Quick Notes - Day 11
All previous posts in this series here
theme: evaluation
A Metric Learning Reality Check
Authors: Kevin Musgrave, Serge Belongie, Ser-Nam Lim
Published At: ArXiv (may not be peer-reviewed) url
This paper looks at recent metric learning literature and critiques the claims of improved performance of deep learning approaches over previous methods. Among others, they show that there are some flaws in current method of experiments/reporting and comparing results (e.g., not using the same experimental setup, changing default embedding size etc), and hence, claims of better performance may not actually be true. They then show that when these issues are fixed and experiments are replicated, SOTA loss functions performs only marginally better than classic methods.

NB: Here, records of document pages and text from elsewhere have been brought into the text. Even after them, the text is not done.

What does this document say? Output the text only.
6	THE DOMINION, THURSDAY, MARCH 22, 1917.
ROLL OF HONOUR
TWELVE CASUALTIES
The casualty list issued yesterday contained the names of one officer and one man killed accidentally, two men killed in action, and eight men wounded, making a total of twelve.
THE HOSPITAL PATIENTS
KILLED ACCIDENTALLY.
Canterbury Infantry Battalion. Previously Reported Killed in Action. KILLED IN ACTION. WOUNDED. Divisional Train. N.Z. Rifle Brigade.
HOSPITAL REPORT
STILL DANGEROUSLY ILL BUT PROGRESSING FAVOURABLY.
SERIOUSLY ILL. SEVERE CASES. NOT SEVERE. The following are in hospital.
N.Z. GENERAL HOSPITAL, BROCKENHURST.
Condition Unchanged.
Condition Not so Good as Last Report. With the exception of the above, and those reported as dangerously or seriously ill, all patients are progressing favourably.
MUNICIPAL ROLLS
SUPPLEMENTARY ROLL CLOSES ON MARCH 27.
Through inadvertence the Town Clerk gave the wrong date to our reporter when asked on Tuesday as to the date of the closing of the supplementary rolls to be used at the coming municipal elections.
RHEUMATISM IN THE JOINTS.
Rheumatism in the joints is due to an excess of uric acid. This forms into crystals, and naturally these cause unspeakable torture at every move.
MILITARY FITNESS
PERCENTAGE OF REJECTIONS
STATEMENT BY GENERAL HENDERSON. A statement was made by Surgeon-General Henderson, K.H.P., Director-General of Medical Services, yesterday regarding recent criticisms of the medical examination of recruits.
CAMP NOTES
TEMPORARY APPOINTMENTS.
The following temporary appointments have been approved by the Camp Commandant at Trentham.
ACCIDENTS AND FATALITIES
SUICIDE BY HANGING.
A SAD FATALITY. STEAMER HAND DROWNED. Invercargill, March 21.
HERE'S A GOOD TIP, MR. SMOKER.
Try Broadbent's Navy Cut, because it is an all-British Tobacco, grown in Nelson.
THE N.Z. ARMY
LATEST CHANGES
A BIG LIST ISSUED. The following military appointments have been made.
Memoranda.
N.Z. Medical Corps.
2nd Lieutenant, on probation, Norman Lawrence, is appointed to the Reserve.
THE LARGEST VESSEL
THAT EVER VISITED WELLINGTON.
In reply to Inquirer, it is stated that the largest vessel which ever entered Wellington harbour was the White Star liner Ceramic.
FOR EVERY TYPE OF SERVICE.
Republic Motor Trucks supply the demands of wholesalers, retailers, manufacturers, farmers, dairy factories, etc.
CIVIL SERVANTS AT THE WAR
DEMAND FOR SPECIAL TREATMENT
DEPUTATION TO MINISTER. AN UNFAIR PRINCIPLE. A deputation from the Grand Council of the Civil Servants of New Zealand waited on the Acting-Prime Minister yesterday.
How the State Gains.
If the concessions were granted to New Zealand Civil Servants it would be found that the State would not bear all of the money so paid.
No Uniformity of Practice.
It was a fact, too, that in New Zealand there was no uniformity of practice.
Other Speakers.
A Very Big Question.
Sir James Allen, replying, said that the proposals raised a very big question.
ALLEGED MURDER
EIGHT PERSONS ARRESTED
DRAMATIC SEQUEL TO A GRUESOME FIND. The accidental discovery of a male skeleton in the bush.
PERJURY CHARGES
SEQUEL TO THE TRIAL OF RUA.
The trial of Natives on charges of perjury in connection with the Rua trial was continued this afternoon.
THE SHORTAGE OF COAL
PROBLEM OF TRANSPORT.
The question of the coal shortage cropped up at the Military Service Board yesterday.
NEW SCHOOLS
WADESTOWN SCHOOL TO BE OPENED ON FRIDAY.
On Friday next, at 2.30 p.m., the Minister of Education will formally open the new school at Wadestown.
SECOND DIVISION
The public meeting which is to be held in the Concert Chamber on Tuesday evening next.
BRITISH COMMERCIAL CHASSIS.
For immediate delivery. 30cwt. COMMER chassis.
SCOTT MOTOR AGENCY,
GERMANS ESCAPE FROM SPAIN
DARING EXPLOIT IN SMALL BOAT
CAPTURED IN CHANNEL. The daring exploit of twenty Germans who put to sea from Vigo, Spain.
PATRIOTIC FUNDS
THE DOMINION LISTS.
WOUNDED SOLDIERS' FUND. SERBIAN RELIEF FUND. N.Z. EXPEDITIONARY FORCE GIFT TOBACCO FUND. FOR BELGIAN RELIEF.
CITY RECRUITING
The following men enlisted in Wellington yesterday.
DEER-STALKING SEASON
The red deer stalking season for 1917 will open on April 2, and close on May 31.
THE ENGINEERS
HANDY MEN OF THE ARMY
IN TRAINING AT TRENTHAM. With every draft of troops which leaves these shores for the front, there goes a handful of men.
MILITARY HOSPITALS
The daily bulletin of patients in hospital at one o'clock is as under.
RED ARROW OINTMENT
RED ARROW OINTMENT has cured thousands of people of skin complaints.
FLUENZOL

Though this paper focuses specifically on metric learning, these conclusions may very well be true for any field that has shown SOTA using deep learning methods (or even earlier, using traditional machine learning). In many ways, this is obvious to anyone who thought about the problem before. I wonder what the solution is, and how one can compile a list of “best practices” for deep learning experiments and reporting.
On the State of the Art of Evaluation in Neural Language Models
Authors: Gabor Melis, Chris Dyer, Phil Blunsom
Published at: ICLR 2018 url
There is a lot of work on using Deep Learning for NLP. Many code bases, different architectures, different hyperparameters, etc. This paper reevaluated some architectures for some tasks and concluded that contrary to established results (at the time of that paper), standard LSTM architectures, when properly regularized, outperform recent models.
I found this paper while browsing twitter threads on the first paper. This is a sort of NLP focused precedent of the first paper. Here too, the authors established an experimental setup to point out how SOTA claims could be flawed, but agree that they cannot provide any methodological solution to the problem other than establishing carefully calibrated baselines that can be used to benchmark future work. However, I am glad to have come across all these papers that question SOTA in terms of experimental methods. These seem like very obvious hypotheses to form for anyone who follow the field, but are not so easy to test, IMO.